Oleh Toni Shapiro-Phim
Penari dan organisasi kesenian di Kamboja bereaksi terhadap konteks kontemporer yang meliputi perkembangan pesat dan juga kenangan akan masa lalu penuh kekerasan yang berakibat fatal. Semasa rezim Khmer Rouge (1975-1979) nyaris sepertiga penduduk Kamboja tewas. Banyak penari yang terlatih secara profesional menemui ajal; hanya 10-20 persen selamat dari genosida tersebut. Akibat begitu banyaknya pengetahuan yang turut lenyap, selama 30 tahun terakhir instansi pemerintah yang bertanggung jawab atas bidang kesenian memusatkan perhatian pada pelestarian warisan seni tari tradisional Kamboja. Di mata mereka, inovasi gaya merupakan ancaman terhadap upaya menghidupkan kembali kesenian Kamboja.
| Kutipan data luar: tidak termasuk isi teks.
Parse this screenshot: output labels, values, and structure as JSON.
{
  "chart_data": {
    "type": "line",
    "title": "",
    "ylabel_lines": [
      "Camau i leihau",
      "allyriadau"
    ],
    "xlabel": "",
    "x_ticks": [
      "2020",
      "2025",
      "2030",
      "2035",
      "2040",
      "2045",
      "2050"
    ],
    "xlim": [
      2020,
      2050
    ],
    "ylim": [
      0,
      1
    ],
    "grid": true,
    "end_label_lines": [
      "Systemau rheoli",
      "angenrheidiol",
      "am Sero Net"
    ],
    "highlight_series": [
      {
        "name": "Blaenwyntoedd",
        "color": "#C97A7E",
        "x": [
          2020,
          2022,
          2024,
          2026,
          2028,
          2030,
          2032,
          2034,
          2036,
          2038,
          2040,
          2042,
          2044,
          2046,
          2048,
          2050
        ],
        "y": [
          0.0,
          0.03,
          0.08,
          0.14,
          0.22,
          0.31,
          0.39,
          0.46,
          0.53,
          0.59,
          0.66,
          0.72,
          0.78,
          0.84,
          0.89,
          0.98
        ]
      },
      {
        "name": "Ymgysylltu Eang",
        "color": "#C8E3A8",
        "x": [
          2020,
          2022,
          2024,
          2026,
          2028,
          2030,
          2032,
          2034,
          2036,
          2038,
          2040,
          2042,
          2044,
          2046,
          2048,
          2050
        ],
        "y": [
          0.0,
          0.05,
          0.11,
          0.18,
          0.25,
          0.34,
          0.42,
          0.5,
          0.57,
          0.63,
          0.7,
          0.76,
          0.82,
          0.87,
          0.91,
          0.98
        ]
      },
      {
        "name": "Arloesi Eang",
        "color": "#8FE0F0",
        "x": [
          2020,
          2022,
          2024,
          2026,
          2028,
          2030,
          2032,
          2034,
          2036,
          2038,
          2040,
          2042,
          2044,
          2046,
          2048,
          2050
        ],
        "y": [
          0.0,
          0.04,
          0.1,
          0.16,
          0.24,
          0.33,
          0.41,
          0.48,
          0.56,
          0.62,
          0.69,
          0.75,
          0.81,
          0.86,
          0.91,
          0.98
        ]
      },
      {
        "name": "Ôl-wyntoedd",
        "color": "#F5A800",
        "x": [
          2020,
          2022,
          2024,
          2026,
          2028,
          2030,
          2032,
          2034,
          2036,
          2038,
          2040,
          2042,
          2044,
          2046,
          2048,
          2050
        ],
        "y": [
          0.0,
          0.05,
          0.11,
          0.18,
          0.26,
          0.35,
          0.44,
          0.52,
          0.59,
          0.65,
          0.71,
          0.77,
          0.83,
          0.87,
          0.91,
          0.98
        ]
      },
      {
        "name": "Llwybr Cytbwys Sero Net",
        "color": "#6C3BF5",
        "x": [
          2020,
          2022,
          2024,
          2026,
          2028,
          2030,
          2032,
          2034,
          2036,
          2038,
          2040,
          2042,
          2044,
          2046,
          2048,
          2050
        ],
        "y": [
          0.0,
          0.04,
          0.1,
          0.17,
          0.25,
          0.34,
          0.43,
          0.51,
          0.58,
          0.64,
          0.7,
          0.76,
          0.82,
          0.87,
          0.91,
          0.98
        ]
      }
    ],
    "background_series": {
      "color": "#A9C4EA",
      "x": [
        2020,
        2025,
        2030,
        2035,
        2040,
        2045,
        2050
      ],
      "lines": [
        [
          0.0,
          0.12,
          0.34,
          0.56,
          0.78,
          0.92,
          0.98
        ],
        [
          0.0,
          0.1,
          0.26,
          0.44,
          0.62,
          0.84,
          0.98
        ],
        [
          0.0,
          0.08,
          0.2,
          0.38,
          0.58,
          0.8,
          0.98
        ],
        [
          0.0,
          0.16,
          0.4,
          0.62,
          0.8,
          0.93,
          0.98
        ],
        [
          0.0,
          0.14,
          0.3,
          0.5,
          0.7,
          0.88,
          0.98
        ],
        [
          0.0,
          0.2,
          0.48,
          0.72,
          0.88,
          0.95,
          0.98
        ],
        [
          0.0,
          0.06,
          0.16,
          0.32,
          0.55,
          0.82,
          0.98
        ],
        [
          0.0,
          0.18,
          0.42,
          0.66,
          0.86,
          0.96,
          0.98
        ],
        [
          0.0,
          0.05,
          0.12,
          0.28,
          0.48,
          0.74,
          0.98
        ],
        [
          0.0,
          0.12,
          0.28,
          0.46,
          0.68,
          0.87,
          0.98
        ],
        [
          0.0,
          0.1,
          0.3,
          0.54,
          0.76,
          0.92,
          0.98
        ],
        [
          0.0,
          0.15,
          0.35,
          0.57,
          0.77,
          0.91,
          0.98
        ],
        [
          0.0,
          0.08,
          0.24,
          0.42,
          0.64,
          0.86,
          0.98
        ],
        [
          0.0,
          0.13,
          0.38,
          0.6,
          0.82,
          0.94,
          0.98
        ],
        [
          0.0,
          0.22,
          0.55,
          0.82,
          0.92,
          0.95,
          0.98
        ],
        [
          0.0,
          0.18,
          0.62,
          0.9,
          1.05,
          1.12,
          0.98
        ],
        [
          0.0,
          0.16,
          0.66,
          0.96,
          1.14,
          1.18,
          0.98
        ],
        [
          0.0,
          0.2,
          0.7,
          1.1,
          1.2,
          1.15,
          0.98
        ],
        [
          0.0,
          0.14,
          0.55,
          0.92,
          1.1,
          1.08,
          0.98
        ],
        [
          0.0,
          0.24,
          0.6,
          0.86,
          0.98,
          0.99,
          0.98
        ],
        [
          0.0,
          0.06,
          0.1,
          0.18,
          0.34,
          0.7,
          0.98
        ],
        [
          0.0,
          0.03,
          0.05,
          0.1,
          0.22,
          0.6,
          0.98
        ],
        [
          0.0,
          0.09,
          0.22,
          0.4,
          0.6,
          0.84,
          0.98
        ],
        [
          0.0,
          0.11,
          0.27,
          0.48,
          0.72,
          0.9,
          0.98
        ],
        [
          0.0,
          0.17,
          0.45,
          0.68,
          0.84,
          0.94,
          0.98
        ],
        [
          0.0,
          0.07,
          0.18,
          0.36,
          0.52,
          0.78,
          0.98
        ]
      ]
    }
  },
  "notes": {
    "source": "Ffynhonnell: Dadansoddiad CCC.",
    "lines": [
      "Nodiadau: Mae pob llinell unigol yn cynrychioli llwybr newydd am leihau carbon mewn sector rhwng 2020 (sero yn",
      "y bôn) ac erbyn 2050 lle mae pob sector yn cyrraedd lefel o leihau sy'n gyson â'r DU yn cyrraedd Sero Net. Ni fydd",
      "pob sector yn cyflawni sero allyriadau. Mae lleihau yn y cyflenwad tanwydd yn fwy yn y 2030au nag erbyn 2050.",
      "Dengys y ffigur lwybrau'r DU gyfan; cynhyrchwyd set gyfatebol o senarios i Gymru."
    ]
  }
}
Karena itu, sumber utama kreativitas di lingkungan penari profesional di Kamboja kini dapat ditemukan di kalangan penari dari generasi yang lebih muda, yang berguru kepada orang-orang yang selamat dari genosida – yang telah menari sebelum perang – dan pengikut mereka. Meskipun beragam kegiatan tari terus berlangsung di pusat-pusat kesenian lingkungan, upacara desa maupun festival, tinjauan ini terfokus semata-mata kepada upaya-upaya seniman profesional di Phnom Penh dewasa ini.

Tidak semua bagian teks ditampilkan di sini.